現場の意欲を引き出す「仕掛け」としての競争原理

「エミュレーション(emulation)」、すなわち「競争」や「模倣」は、現場の活性化において有効な手段となり得ます。優れた改善事例や安全活動を行ったチームを表彰したり、生産性指標を競い合わせたりすることで、従業員のモチベーションやチームの一体感を醸成することができます。日本の製造現場でも、改善事例発表会や表彰制度は広く活用されてきました。ただし、こうした活動を成功させるには、いくつかの留意点があります。
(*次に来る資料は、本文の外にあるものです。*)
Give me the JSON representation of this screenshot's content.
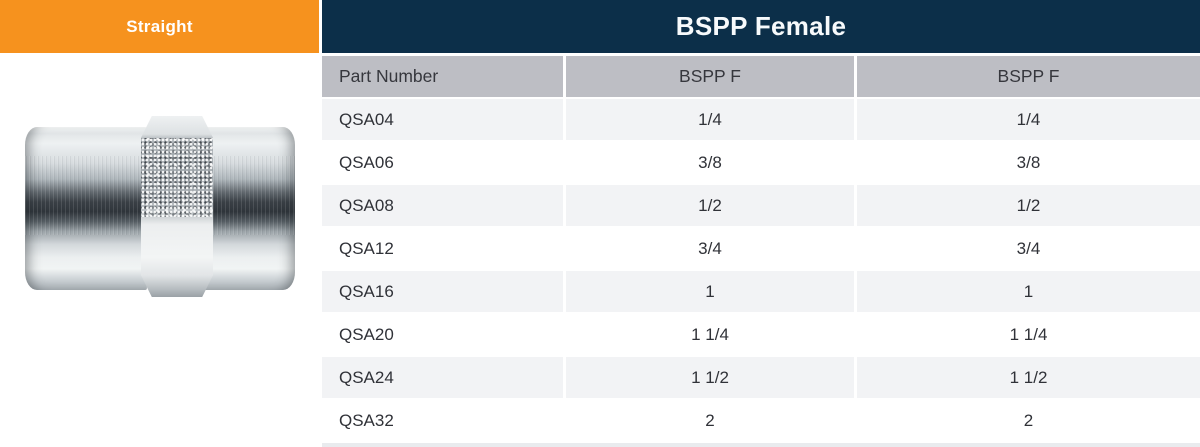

競争が過度なプレッシャーやセクショナリズムを生まないよう、あくまでも組織全体の目標達成に向けた健全なものである必要があります。そのためには、公正な評価基準、成功事例を水平展開する仕組み、そして何よりも互いの健闘を称え合う企業文化が不可欠です。TKVの事例は、こうした現場の意欲を引き出す「仕掛け」の重要性を我々に再認識させてくれます。

日本の製造業への示唆

このベトナムでの事例は、日本の製造業にとっても多くの示唆を与えてくれます。以下に要点を整理します。

1. 改善活動の原点回帰
IoTやAIといった先進技術の導入が進む一方で、従業員の知恵と工夫を引き出す地道な活動の価値は不変です。QCサークルや改善提案制度が形骸化していないか、現場のエネルギーを真に引き出せているか、今一度見直す良い機会となるでしょう。

2. 健全な競争原理の活用
現場に活気をもたらすためには、目標を共有した上での健全な競争が有効です。ただし、その成果は個々のチームに留めるのではなく、全社で共有し、組織全体の知見として蓄積・活用する仕組みが不可欠です。表彰や評価のあり方が、その成否を分けます。

3. 経営層の明確な方針と支援
こうした活動は、現場任せでは長続きしません。TKVの事例のように、経営層が「効率と安全」といった明確な方針を掲げ、全社的な「運動」として位置づけることで、活動の意義が全従業員に浸透します。経営層の力強いコミットメントと支援が、現場の活動を持続可能なものにします。

4. グローバルな現場運営への応用
日本の製造業が培ってきた現場改善の手法は、国や文化を超えて通用する普遍性を持っています。海外の生産拠点においても、現地の文化や慣習を尊重しながら、こうした参加型の改善活動を展開することは、現場力と従業員のロイヤリティを高める上で非常に有効なアプローチとなり得ます。